July 2013 and an invitation from OSU lineman Kyle Trout’s family brought Jake and his step-father to Friday Night Lights, a recruiting event held every year in the Ohio Stadium. At the time, Jake did not realize he would find a friend who would change his life and catapult him into the chronicles of Buckeye history.

Urban Meyer and football practice

As he was watching the recruits on the field, Meyer noticed Jake sitting with the onlookers. Jake was excited to meet Coach Meyer, and when the Coach spoke to him, it was as if a light burst. Urban Meyers gave particular attention to Jake by taking the time to show Jake how to throw a football like one of Jake’s heroes, Tim Tebow. With hundreds of high profile recruits vying for Coach Meyer’s time, the Coach took time out to interact with a young man he had never met. Meyer gave Jake the adventure of a lifetime.

Jake and his step-father were invited back to practice, which they quickly accepted. At the training, Jake was sitting with hundreds of other onlookers. Urban Meyer didn’t hesitate, he walked up to Jake and personally invited him into the offensive war room to watch as OSU coaches broke down the film from that day’s practice.

Ever since that first practice, Jake has become a part of the OSU family. He is at every one of OSU's practices and games. Jake and his step-dad were welcomed by Urban Meyer, arguably one of the best coaches in college football, and a lasting friendship began.

The spring game between the Scarlet and the Gray was a high scoring clash featuring a rambunctious battle between backup quarterbacks Dwayne Haskins and Joe Burrow.
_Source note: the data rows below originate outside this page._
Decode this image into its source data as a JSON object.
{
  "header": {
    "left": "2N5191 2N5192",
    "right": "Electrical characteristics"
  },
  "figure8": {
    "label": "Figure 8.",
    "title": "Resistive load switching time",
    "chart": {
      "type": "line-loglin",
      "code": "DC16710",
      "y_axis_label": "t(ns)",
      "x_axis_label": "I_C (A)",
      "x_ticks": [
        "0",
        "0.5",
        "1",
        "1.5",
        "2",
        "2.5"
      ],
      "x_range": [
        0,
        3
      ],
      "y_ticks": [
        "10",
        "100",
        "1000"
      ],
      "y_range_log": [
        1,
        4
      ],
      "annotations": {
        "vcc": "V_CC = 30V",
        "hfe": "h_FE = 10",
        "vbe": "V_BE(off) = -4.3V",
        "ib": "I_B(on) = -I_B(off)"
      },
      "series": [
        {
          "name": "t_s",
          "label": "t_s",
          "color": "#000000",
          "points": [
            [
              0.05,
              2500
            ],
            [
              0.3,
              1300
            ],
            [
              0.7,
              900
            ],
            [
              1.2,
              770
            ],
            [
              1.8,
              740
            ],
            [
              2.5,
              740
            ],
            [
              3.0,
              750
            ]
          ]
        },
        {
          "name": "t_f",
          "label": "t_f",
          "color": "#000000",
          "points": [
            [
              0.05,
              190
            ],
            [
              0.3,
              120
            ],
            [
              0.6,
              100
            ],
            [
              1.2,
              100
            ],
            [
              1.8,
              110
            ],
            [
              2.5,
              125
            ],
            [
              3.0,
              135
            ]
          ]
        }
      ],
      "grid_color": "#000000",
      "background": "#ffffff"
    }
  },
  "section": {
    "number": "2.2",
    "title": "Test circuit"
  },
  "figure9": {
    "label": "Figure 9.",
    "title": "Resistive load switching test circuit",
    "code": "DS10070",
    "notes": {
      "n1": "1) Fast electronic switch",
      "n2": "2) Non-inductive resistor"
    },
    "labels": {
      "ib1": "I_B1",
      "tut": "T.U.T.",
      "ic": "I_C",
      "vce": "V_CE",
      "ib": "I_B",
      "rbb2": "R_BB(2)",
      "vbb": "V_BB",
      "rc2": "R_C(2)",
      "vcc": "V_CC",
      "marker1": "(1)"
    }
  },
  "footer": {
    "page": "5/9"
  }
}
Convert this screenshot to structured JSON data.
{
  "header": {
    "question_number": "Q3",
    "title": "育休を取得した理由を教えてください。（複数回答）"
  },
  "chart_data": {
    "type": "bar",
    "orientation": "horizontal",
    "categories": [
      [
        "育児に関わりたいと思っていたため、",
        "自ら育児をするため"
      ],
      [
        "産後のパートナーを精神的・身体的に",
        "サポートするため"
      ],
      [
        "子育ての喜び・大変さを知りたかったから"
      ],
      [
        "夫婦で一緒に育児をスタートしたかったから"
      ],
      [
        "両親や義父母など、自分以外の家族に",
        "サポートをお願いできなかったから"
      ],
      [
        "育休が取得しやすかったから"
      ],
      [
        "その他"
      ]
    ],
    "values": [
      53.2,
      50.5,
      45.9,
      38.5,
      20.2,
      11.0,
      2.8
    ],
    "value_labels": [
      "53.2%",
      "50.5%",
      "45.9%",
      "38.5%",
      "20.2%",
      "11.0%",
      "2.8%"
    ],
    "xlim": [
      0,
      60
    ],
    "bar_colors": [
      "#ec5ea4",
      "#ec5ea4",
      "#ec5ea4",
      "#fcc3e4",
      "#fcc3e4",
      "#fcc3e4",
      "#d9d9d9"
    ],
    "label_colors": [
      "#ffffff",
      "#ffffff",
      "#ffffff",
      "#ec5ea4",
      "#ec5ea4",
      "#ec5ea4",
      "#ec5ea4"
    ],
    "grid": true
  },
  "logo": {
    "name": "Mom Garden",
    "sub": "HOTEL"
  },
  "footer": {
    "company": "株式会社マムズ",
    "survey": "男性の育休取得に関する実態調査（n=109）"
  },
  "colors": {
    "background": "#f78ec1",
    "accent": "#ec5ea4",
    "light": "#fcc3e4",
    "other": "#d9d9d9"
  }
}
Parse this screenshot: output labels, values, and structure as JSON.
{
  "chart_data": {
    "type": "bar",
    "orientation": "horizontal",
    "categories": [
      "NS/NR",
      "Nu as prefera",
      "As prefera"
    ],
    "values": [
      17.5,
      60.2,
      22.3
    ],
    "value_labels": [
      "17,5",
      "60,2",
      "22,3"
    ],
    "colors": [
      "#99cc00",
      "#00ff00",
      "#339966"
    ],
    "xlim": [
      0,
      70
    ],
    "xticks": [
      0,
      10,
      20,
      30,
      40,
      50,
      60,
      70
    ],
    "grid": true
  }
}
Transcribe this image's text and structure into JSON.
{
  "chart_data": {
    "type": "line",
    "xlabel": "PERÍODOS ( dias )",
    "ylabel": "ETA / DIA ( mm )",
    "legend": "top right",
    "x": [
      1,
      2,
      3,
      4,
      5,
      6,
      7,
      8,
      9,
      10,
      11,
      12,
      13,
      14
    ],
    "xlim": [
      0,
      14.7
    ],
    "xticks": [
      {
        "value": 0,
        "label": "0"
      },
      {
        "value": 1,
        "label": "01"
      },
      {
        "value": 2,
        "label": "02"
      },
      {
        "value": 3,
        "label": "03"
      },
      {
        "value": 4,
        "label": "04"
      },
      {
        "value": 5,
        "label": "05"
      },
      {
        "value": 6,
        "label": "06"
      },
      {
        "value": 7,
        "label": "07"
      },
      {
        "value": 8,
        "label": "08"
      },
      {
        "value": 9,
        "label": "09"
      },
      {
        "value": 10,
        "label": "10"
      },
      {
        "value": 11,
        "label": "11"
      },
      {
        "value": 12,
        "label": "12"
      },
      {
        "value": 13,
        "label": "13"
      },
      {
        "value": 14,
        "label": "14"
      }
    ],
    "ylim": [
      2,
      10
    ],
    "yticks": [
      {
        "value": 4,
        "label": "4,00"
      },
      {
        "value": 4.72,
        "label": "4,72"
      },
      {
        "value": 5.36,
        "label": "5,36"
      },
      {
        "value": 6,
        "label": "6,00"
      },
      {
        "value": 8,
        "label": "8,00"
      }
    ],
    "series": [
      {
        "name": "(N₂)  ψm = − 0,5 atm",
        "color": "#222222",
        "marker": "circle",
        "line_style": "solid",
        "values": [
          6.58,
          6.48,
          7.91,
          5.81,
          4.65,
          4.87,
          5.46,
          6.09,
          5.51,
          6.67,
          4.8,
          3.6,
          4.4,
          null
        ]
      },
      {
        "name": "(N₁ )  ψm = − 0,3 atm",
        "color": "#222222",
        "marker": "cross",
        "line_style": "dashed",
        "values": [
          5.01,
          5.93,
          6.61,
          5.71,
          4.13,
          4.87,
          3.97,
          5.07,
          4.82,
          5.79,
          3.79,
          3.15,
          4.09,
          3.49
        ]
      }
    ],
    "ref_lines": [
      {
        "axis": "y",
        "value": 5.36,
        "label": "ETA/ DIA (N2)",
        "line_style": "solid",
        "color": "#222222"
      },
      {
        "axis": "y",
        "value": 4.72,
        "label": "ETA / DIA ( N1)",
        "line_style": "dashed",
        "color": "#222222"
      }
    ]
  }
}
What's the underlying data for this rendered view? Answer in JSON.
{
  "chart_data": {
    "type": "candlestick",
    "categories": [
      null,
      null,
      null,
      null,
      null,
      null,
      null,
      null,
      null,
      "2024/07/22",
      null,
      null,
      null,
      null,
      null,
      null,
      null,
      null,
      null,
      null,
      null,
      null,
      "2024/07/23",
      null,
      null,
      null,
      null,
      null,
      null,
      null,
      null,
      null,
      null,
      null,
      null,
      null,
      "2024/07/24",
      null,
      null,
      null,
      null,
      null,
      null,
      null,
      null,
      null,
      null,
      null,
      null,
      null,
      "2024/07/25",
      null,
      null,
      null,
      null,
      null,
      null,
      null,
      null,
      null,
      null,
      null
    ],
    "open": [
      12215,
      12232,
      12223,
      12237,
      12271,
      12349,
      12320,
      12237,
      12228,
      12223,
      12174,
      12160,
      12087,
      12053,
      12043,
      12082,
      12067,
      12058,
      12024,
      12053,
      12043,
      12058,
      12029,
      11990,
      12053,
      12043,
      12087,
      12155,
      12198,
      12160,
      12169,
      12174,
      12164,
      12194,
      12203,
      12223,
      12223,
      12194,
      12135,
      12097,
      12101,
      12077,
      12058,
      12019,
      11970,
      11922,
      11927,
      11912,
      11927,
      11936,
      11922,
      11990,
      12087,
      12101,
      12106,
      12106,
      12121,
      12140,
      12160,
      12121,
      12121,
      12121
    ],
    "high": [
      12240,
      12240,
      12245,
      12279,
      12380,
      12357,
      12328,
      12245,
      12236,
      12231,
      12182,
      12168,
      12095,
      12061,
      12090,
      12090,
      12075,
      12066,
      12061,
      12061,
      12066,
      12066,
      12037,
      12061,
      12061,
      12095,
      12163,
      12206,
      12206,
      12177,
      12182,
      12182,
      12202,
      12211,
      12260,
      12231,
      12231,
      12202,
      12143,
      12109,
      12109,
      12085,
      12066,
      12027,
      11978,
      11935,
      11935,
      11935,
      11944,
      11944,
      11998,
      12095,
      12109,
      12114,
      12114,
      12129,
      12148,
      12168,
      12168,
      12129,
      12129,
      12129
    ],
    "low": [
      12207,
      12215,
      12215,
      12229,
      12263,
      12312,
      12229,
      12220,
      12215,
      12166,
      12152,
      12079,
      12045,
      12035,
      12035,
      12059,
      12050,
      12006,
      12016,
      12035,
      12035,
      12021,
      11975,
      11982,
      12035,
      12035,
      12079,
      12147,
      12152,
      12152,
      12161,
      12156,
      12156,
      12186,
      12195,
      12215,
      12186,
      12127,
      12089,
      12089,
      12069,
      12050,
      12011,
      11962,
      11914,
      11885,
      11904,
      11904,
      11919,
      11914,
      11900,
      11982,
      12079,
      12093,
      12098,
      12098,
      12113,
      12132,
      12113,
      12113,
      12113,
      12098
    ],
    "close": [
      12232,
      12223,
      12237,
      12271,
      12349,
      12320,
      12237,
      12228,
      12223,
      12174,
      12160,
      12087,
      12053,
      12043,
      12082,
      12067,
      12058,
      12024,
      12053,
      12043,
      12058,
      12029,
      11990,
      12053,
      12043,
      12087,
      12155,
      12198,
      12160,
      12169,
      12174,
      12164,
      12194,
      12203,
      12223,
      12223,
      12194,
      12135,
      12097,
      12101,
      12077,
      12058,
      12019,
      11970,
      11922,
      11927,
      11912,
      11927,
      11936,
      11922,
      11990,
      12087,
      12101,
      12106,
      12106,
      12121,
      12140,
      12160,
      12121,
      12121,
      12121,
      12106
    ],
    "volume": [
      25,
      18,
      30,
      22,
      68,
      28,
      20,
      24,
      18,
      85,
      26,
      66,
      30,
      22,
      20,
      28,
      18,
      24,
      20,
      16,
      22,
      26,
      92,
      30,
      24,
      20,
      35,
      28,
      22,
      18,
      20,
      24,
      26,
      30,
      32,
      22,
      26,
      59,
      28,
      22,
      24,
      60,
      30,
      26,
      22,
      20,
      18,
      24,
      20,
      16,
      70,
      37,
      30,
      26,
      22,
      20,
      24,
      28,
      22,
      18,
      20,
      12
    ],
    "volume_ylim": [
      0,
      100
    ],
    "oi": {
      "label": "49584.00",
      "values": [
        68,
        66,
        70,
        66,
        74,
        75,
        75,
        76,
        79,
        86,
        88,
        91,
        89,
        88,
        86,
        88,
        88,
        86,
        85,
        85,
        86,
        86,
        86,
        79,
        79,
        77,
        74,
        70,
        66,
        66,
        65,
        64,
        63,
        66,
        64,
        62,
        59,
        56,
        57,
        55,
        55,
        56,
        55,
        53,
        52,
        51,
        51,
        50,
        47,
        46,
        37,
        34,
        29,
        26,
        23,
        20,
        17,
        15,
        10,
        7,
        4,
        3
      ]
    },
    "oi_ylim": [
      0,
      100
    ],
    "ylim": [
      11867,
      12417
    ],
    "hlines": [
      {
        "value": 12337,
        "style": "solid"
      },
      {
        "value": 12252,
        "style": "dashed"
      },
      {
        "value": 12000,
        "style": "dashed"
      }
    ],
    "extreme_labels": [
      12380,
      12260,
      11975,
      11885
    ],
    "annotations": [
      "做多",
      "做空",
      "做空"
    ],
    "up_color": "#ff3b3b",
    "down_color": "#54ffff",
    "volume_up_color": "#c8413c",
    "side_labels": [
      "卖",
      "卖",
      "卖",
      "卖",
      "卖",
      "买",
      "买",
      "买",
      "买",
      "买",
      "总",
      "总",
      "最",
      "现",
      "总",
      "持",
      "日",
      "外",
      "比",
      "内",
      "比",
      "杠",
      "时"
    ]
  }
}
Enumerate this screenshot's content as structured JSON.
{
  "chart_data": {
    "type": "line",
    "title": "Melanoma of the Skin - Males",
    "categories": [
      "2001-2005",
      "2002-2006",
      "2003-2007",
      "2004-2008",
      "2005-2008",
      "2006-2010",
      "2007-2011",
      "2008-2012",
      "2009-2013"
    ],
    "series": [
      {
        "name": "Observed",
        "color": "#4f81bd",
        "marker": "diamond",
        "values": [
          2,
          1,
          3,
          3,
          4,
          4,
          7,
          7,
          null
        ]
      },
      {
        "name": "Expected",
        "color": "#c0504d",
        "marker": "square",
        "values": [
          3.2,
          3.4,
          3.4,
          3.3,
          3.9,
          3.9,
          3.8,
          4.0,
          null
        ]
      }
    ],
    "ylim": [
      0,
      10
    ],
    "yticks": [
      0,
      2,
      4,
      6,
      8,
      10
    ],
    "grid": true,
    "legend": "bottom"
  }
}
It was Jake Jarvis, however, who would steal the spotlight. Senior defensive linemen Tyquan Lewis and Jalyn Holmes hatched a plan to get Jake involved in the game plan. “He’s been here with us for so long, been there through the losses, through the wins, so we just decided he deserved that moment.”

The next hurdle was to get Urban Meyer to sign off on the new play. No problem, Meyer was game to the plan. "They asked if we could do that, and I wasn't sure how you would do it," Meyer said. "But we worked it out, and it was the players' idea, which shows you what kind of character we have in our upperclassmen.

Jake got to do something that only a few ever have done – score at the Horseshoe and teaming up in the backfield with players who loved and respected Jake and his struggles.

J.T. Barret, the player who handed the ball to Jake explained, “He’s a Buckeye and just a kid that loves Ohio State and the people around Ohio State. So, to have me hand the all off to him was definitely a honor, and for him to go score, I mean, there’s not a lot of feelings that can replace one when you score in Ohio Stadium. When he comes into a room, it gives you a little perspective on your life. He brightens up everybody each and every time he comes around us. To have him be able to score at Ohio Stadium, it was a special deal.”

Jake’s ride to fame

It was the Inaugural college football playoff in 2015, and Jake Jarvis was on the field not as a fan, but as a player. Coach Meyer gave Jake a high five and released the ball to Jake. Tucking the ball under his left arm, Jake had the “ride” of his life. With six seconds left, Jake took the ball all the way to the end zone for the final touchdown in the Scarlet’s 44-32 win. The crowd at Horseshoe stood on their feet and roared. His Buckeye teammates rallied around him. It was glorious.